Figure 10 illustrates an apparatus according to an embodiment. The generalized structure of the apparatus will be explained in accordance with the functional blocks of the system. Several functionalities can be carried out with a single physical device, e.g., all calculation procedures can be performed in a single processor if desired. A data processing system of an apparatus according to an example of Figure 10 comprises a main processing unit 1000, a memory 1002, a storage device 1004, an input device 1006, an output device 1008, and a graphics subsystem 1010, which are all connected to each other via a data bus 1012. A client may be understood as a client device or a software client running on an apparatus.

The main processing unit 1000 is a processing unit arranged to process data within the data processing system. The main processing unit 1000 may comprise or be implemented as one or more processors or processor circuitry. The memory 1002, the storage device 1004, the input device 1006, and the output device 1008 may include other components as recognized by those skilled in the art. The memory 1002 and storage device 1004 store data in the data processing system 1000. Computer program code resides in the memory 1002 for implementing, for example, machine learning process. The input device 1006 inputs data into the system while the output device 1008 receives data from the data processing system and forwards the data, for example to a display.

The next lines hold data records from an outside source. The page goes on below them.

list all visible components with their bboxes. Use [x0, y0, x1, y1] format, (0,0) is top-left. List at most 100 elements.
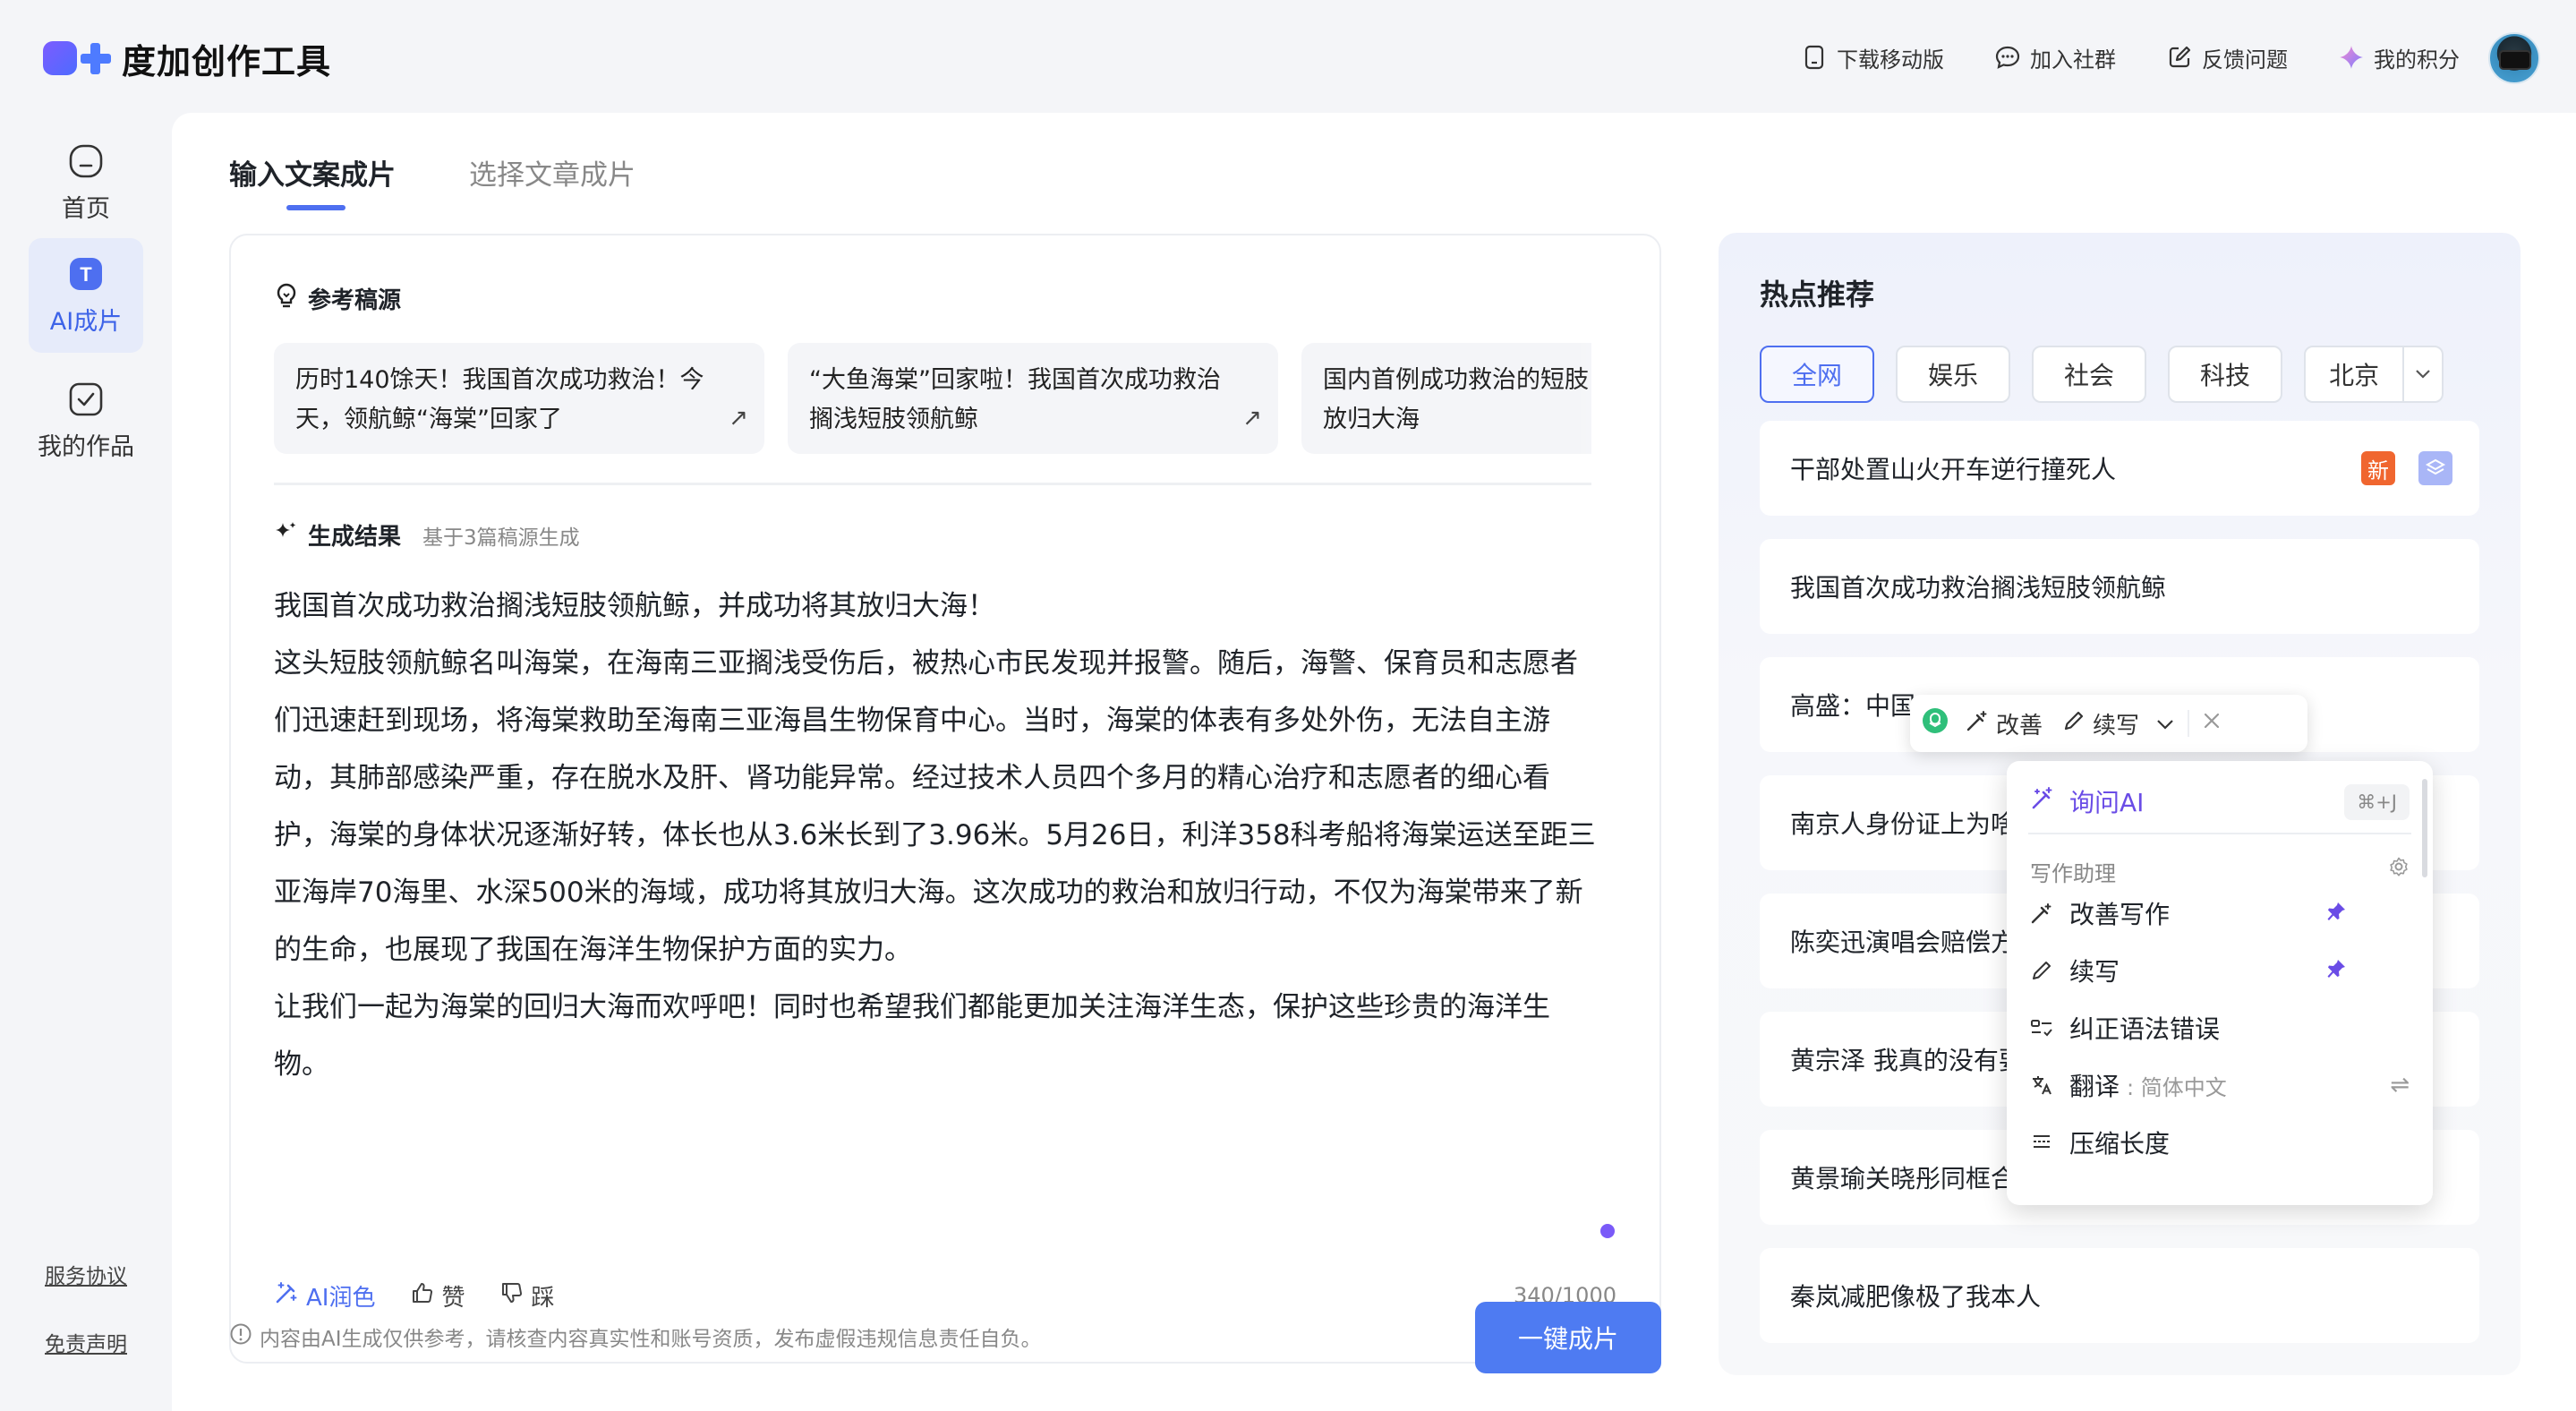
reference-cards: 历时140馀天！我国首次成功救治！今 天，领航鲸“海棠”回家了 ↗ “大鱼海棠”…	[274, 343, 1591, 459]
list-item[interactable]: 秦岚减肥像极了我本人	[1760, 1248, 2479, 1343]
sidebar-item-my-works[interactable]: 我的作品	[29, 363, 143, 478]
reference-title: 参考稿源	[308, 287, 402, 314]
improve-label: 改善	[1996, 712, 2043, 740]
shorten-item[interactable]: 压缩长度	[2030, 1117, 2410, 1167]
translate-item[interactable]: 翻译 : 简体中文 ⇌	[2030, 1060, 2410, 1110]
ai-assistant-logo-icon[interactable]	[1921, 706, 1949, 741]
tab-all-web[interactable]: 全网	[1760, 346, 1875, 403]
section-divider	[274, 483, 1591, 485]
tab-entertainment[interactable]: 娱乐	[1896, 346, 2011, 403]
fix-grammar-item[interactable]: 纠正语法错误	[2030, 1003, 2410, 1053]
list-item[interactable]: 我国首次成功救治搁浅短肢领航鲸	[1760, 539, 2479, 634]
improve-button[interactable]: 改善	[1962, 707, 2046, 740]
reference-card-line: 国内首例成功救治的短肢	[1323, 366, 1589, 394]
home-icon	[67, 142, 105, 180]
top-header: 度加创作工具 下载移动版 加入社群 反馈问题 我的积分	[0, 0, 2576, 113]
swap-icon[interactable]: ⇌	[2390, 1072, 2410, 1099]
gear-icon[interactable]	[2388, 856, 2410, 883]
reference-card-line: 搁浅短肢领航鲸	[809, 406, 978, 433]
menu-scrollbar[interactable]	[2422, 779, 2427, 877]
join-community-label: 加入社群	[2030, 47, 2116, 73]
pencil-icon	[2062, 709, 2086, 739]
dislike-label: 踩	[531, 1285, 555, 1312]
reference-card[interactable]: 国内首例成功救治的短肢 放归大海	[1301, 343, 1591, 454]
reference-card[interactable]: 历时140馀天！我国首次成功救治！今 天，领航鲸“海棠”回家了 ↗	[274, 343, 764, 454]
chevron-down-icon[interactable]	[2402, 347, 2442, 401]
ai-video-icon: T	[67, 255, 105, 293]
info-circle-icon	[229, 1322, 252, 1351]
download-mobile-button[interactable]: 下载移动版	[1801, 42, 1944, 73]
hot-topic-text: 我国首次成功救治搁浅短肢领航鲸	[1790, 573, 2167, 603]
sidebar-item-home[interactable]: 首页	[29, 125, 143, 240]
tab-society[interactable]: 社会	[2032, 346, 2147, 403]
feedback-label: 反馈问题	[2202, 47, 2288, 73]
like-button[interactable]: 赞	[411, 1279, 465, 1313]
reference-card-line: “大鱼海棠”回家啦！我国首次成功救治	[809, 366, 1221, 394]
tab-input-copy[interactable]: 输入文案成片	[229, 152, 396, 210]
reference-card-line: 历时140馀天！我国首次成功救治！今	[295, 366, 704, 394]
generate-video-button[interactable]: 一键成片	[1475, 1302, 1661, 1373]
dislike-button[interactable]: 踩	[500, 1279, 555, 1313]
hot-topic-text: 陈奕迅演唱会赔偿方	[1790, 928, 2017, 957]
menu-item-label: 纠正语法错误	[2069, 1014, 2221, 1044]
reference-card[interactable]: “大鱼海棠”回家啦！我国首次成功救治 搁浅短肢领航鲸 ↗	[788, 343, 1278, 454]
ai-polish-button[interactable]: AI润色	[274, 1279, 375, 1313]
hot-topics-title: 热点推荐	[1760, 278, 1875, 312]
feedback-button[interactable]: 反馈问题	[2166, 42, 2288, 73]
ask-ai-item[interactable]: 询问AI ⌘+J	[2030, 775, 2410, 827]
chevron-down-icon[interactable]	[2155, 710, 2175, 737]
continue-writing-item[interactable]: 续写	[2030, 945, 2410, 996]
menu-item-label: 翻译	[2069, 1072, 2120, 1101]
compress-lines-icon	[2030, 1131, 2053, 1154]
logo-mark-icon	[41, 38, 113, 79]
lightbulb-icon	[274, 282, 299, 315]
pin-icon[interactable]	[2325, 956, 2347, 986]
result-subtitle: 基于3篇稿源生成	[422, 526, 580, 550]
terms-link[interactable]: 服务协议	[0, 1259, 172, 1289]
tab-tech[interactable]: 科技	[2168, 346, 2283, 403]
list-item[interactable]: 干部处置山火开车逆行撞死人 新	[1760, 421, 2479, 516]
continue-writing-label: 续写	[2093, 712, 2140, 740]
sidebar-item-label: AI成片	[49, 307, 123, 336]
ai-action-menu: 询问AI ⌘+J 写作助理 改善写作 续写 纠正语法错误 翻译: 简体中文 ⇌…	[2007, 761, 2433, 1205]
layers-icon[interactable]	[2418, 451, 2452, 485]
sidebar-item-ai-video[interactable]: T AI成片	[29, 238, 143, 353]
ai-cursor-indicator	[1600, 1224, 1615, 1238]
close-icon[interactable]	[2202, 710, 2222, 737]
menu-divider	[2028, 833, 2411, 834]
reference-card-line: 天，领航鲸“海棠”回家了	[295, 406, 562, 433]
pin-icon[interactable]	[2325, 899, 2347, 928]
join-community-button[interactable]: 加入社群	[1994, 42, 2116, 73]
menu-group-label: 写作助理	[2030, 856, 2410, 887]
hot-topic-text: 黄宗泽 我真的没有要	[1790, 1046, 2024, 1075]
continue-writing-button[interactable]: 续写	[2059, 707, 2143, 740]
hot-topic-text: 高盛：中国	[1790, 691, 1916, 721]
disclaimer-link[interactable]: 免责声明	[0, 1327, 172, 1357]
magic-wand-icon	[1966, 709, 1989, 739]
translate-target-language: : 简体中文	[2127, 1074, 2227, 1100]
region-select[interactable]: 北京	[2304, 346, 2444, 403]
chat-bubble-icon	[1994, 44, 2021, 71]
my-points-label: 我的积分	[2374, 47, 2460, 73]
translate-icon	[2030, 1073, 2053, 1097]
reference-header: 参考稿源	[274, 282, 401, 315]
result-title: 生成结果	[308, 524, 402, 551]
group-label-text: 写作助理	[2030, 861, 2116, 886]
region-label: 北京	[2329, 361, 2380, 390]
menu-item-label: 压缩长度	[2069, 1129, 2171, 1159]
tab-select-article[interactable]: 选择文章成片	[469, 152, 635, 210]
my-points-button[interactable]: 我的积分	[2338, 42, 2460, 73]
hot-topic-text: 黄景瑜关晓彤同框合	[1790, 1164, 2017, 1193]
user-avatar[interactable]	[2488, 32, 2540, 84]
arrow-up-right-icon: ↗	[729, 405, 748, 432]
hot-topic-text: 秦岚减肥像极了我本人	[1790, 1282, 2042, 1312]
sparkles-icon	[274, 519, 299, 551]
app-logo[interactable]: 度加创作工具	[41, 36, 331, 81]
generated-text[interactable]: 我国首次成功救治搁浅短肢领航鲸，并成功将其放归大海！ 这头短肢领航鲸名叫海棠，在…	[274, 577, 1599, 1093]
improve-writing-item[interactable]: 改善写作	[2030, 888, 2410, 938]
sparkle-icon	[2338, 44, 2365, 71]
menu-item-label: 续写	[2069, 957, 2120, 987]
like-label: 赞	[441, 1285, 465, 1312]
download-mobile-label: 下载移动版	[1837, 47, 1944, 73]
result-header: 生成结果 基于3篇稿源生成	[274, 518, 580, 552]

While data bus 1012 is shown as a single line it may be any combination of the following: a processor bus, a PCI bus, a graphical bus, an ISA bus. Accordingly, a skilled person readily recognizes that the apparatus may be any data processing device, such as a computer device, a personal computer, a server computer, a mobile phone, a smart phone or an Internet access device, for example Internet tablet computer. The various embodiments can be implemented with the help of computer program code that resides in a memory and causes the relevant apparatuses to carry out the method. For example, a device may comprise circuitry and electronics for handling, receiving, and transmitting data, computer program code in a memory, and a processor that, when running the computer program code, causes the device to carry out the features of an embodiment. Yet further, a network device like a server may comprise circuitry and electronics for handling, receiving, and transmitting data, computer program code in a memory, and a processor that, when running the computer program code, causes the network device to carry out the features of various embodiments.

If desired, the different functions discussed herein may be performed in a different order and/or concurrently with other. Furthermore, if desired, one or more of the abovedescribed functions and embodiments may be optional or may be combined.

Although various aspects of the embodiments are set out in the independent claims, other aspects comprise other combinations of features from the described embodiments and/or the dependent claims with the features of the independent claims, and not solely the combinations explicitly set out in the claims.

It is also noted herein that while the above describes example embodiments, these descriptions should not be viewed in a limiting sense. Rather, there are several variations and modifications, which may be made without departing from the scope of the present disclosure as, defined in the appended claims.